Marcin, however, had an entirely different take and a defensive one:

So, here’s what we’re dealing with. We’ve bitched time and again about the Wizards’ negligence to utilize Wall and Gortat in the pick and roll. We bitch about this because we’ve seen it executed with perfection and often times counterattacked unsuccessfully. We bitch about this because we know that this team, as awful as it can become in half-court sets, could run the pick and roll play with Wall and Gortat to the absolute death of defenses and in doing so, manage at least a 50% success rate, as John C. Townsend’s piece conveniently reveals. Last night, after Wall and Gortat dismantled the Sixers defense into pieces by actually running the pick and roll play to the absolute death, Wittman and Wall responded by iterating the importance for Gortat to roll more often. In between, Gortat retorted against both of their takes by saying he’s always rolling. And now this sounds like the opening introduction of a Judge Judy episode.

¯\_(ツ)_/¯

This melodrama can only be figured out using numbers and eye tests. Numbers, as shown in Townsend’s piece, prove that Gortat doesn’t in fact get enough roll possessions. At least not in contrast to other prominent roll men in the league. Eye tests, as humanly conducted, prove that we have actually seen a lot of Gortat ‘floating’ and settling for midrange shots instead of gliding his way towards the rim.

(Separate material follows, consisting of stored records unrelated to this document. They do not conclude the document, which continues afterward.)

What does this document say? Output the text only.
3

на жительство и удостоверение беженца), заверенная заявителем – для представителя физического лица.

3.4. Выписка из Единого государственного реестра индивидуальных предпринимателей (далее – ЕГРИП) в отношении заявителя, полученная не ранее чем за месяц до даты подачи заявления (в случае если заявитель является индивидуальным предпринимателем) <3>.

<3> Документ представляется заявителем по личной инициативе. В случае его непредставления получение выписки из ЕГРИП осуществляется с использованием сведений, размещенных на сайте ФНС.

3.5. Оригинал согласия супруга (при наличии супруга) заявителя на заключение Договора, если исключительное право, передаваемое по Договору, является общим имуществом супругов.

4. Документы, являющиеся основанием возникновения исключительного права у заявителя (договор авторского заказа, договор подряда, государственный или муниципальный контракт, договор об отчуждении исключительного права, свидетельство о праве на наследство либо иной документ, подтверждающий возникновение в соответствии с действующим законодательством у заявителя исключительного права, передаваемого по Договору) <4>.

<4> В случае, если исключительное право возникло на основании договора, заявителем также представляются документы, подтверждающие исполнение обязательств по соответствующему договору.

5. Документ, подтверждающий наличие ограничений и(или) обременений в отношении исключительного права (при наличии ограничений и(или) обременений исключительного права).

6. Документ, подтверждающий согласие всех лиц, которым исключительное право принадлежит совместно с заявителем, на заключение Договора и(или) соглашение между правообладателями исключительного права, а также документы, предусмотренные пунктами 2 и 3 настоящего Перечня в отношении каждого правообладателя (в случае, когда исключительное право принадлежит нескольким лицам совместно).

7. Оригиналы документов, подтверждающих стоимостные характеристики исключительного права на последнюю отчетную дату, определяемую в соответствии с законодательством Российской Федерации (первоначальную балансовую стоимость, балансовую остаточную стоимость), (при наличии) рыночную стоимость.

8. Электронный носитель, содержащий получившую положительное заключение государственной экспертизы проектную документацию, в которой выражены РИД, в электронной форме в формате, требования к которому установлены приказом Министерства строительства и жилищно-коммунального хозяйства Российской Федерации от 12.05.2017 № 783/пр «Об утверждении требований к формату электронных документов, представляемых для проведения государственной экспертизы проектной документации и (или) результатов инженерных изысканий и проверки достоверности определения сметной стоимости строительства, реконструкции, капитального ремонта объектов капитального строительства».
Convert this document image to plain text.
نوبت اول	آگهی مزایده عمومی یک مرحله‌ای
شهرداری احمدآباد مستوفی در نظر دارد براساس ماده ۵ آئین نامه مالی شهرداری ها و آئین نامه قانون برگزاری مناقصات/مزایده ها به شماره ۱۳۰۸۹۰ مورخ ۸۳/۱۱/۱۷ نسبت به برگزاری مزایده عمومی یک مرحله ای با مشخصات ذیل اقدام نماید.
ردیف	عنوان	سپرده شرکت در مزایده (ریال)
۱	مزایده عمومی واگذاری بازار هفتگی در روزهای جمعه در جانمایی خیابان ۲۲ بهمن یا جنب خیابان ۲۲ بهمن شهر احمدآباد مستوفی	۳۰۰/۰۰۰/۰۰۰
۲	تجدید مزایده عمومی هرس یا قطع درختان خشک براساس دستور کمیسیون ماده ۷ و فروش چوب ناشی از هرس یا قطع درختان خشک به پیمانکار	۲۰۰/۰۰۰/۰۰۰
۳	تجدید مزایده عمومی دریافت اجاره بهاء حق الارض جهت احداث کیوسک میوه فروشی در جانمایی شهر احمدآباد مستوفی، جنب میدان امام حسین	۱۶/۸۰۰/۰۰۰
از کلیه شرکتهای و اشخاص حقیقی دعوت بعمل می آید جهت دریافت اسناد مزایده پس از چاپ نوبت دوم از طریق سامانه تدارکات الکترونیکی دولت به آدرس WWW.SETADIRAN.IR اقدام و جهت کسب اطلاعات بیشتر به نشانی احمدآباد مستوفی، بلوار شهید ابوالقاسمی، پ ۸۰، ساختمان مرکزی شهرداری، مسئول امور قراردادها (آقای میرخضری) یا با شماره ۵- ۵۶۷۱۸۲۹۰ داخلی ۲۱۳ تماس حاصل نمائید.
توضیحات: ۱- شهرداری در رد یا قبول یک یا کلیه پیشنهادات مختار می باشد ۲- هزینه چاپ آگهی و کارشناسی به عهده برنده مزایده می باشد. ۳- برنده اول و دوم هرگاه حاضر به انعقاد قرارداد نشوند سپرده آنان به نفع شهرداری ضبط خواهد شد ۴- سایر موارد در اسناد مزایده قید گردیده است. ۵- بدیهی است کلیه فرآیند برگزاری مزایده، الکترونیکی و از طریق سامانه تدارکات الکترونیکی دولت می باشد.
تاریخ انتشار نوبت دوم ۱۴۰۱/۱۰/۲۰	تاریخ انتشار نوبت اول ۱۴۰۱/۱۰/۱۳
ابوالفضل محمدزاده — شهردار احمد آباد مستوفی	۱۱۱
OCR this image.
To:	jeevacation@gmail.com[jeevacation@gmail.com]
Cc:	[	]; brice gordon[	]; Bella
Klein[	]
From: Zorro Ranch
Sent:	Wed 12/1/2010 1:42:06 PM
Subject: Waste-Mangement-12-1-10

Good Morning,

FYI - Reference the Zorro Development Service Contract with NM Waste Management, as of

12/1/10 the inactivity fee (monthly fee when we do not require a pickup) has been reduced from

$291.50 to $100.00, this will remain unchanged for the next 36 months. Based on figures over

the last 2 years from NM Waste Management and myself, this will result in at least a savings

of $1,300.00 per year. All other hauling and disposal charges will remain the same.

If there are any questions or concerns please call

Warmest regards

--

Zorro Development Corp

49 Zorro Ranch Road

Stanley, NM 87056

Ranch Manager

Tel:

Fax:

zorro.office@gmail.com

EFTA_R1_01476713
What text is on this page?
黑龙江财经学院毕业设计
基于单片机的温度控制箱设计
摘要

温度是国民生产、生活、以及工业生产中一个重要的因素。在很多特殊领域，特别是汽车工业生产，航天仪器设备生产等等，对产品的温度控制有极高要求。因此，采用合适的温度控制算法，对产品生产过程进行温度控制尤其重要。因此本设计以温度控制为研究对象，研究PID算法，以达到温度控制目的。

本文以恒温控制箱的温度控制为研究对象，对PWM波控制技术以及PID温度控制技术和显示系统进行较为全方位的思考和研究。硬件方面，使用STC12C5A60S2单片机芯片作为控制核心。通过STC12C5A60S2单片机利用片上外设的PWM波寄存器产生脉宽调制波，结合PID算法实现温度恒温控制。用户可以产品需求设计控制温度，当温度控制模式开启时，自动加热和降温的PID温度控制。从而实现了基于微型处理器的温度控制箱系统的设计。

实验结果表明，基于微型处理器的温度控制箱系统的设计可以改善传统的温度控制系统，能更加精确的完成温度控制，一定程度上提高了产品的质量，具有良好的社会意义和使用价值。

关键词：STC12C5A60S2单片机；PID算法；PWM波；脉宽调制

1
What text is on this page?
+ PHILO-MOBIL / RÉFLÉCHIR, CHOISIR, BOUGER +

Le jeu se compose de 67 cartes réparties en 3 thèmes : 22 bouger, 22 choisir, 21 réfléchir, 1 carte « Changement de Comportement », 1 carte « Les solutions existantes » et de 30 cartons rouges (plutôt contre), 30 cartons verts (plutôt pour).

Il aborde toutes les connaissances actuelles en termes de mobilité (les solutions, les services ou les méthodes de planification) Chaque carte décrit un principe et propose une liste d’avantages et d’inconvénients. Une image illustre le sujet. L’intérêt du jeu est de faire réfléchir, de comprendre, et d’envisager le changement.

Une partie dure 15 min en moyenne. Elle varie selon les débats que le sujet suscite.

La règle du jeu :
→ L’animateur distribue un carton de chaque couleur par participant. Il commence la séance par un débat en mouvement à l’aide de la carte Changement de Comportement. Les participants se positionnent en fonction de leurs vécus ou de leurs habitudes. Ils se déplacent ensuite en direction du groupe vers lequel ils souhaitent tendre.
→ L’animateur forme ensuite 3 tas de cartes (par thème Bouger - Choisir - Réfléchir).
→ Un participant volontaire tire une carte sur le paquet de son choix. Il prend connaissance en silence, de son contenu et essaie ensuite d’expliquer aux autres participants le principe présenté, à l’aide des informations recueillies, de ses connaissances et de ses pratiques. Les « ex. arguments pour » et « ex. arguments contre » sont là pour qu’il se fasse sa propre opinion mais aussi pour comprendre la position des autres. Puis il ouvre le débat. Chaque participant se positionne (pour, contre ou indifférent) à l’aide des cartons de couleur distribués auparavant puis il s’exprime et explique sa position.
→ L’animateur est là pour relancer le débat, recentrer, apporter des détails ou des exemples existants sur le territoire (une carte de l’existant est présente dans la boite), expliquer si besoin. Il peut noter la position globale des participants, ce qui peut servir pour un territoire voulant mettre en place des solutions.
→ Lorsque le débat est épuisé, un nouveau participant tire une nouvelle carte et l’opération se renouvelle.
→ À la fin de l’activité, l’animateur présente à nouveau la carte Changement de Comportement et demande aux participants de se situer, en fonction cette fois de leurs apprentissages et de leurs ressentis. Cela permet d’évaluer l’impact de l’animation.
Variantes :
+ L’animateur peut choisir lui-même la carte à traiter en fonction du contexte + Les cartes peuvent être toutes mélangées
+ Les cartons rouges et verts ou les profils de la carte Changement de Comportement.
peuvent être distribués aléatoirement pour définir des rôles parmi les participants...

So, wherein lies the problem? Gortat claims that he played well last night because his teammates were ‘getting him the ball’, perhaps a semi-knock on his teammates by implying that he ‘always rolls to the rim’ but is just neglected from being fed. Gortat’s qualm against whomever should be concerned for not getting the ball in general is also driven from the fact he doesn’t earn enough post-up plays. *I can smell the burning leather on a hot seat again* because a ton of this can be finger-pointed at the play caller, and I’m not talking about the one who brings the ball up court. It’s also fair to disagree with Gortat when he says he’s always rolling to the rim because, quite honestly, he’s not, and for two reasons: 1) the offense, by numbers and eye tests, doesn’t execute it enough, and 2) again, Gortat has developed somewhat of a knack for settling in midrange space for a pop, which has a propensity to miss. Moreover, Gortat’s lack of touches in the post is also frustrating him.

Now, has Gortat been a gem every time he touches the ball? Surely not. Has he proven to have stone hands when trying to receive a pass or at times be soft on the glass and at the rim? Unquestionably. Do the Wizards go away from game plans and strategies when things unravel, or for no reason at all? Uh huh.

Ultimately, Marcin Gortat’s contract extension was offered and signed for reasons worth approximately 60 million dollars and the priority to resign him was worth an entire stack of Ernie’s Post-It notes. He was considered the prize ticket in free agency as far as big men ranked and the importance of retaining and securing him through (and perhaps past) his prime was substantial. The apparent underutilization of his skill set is a criminal detriment to the offense and, to be frank as &%$#, his perceptible anguish is the last thing he, or the Wizards need on their plate with just a half dozen or so games left before the playoffs. Alas, the Wizards have built themselves a reputation all year long for underutilizing their assets and this pick and roll saga is just the latest subplot. The ‘Zards have a ton to cram in before Game 1 of the first round, and so the necessity for them to get their shit together is critical and it should start with Marcin Gortat.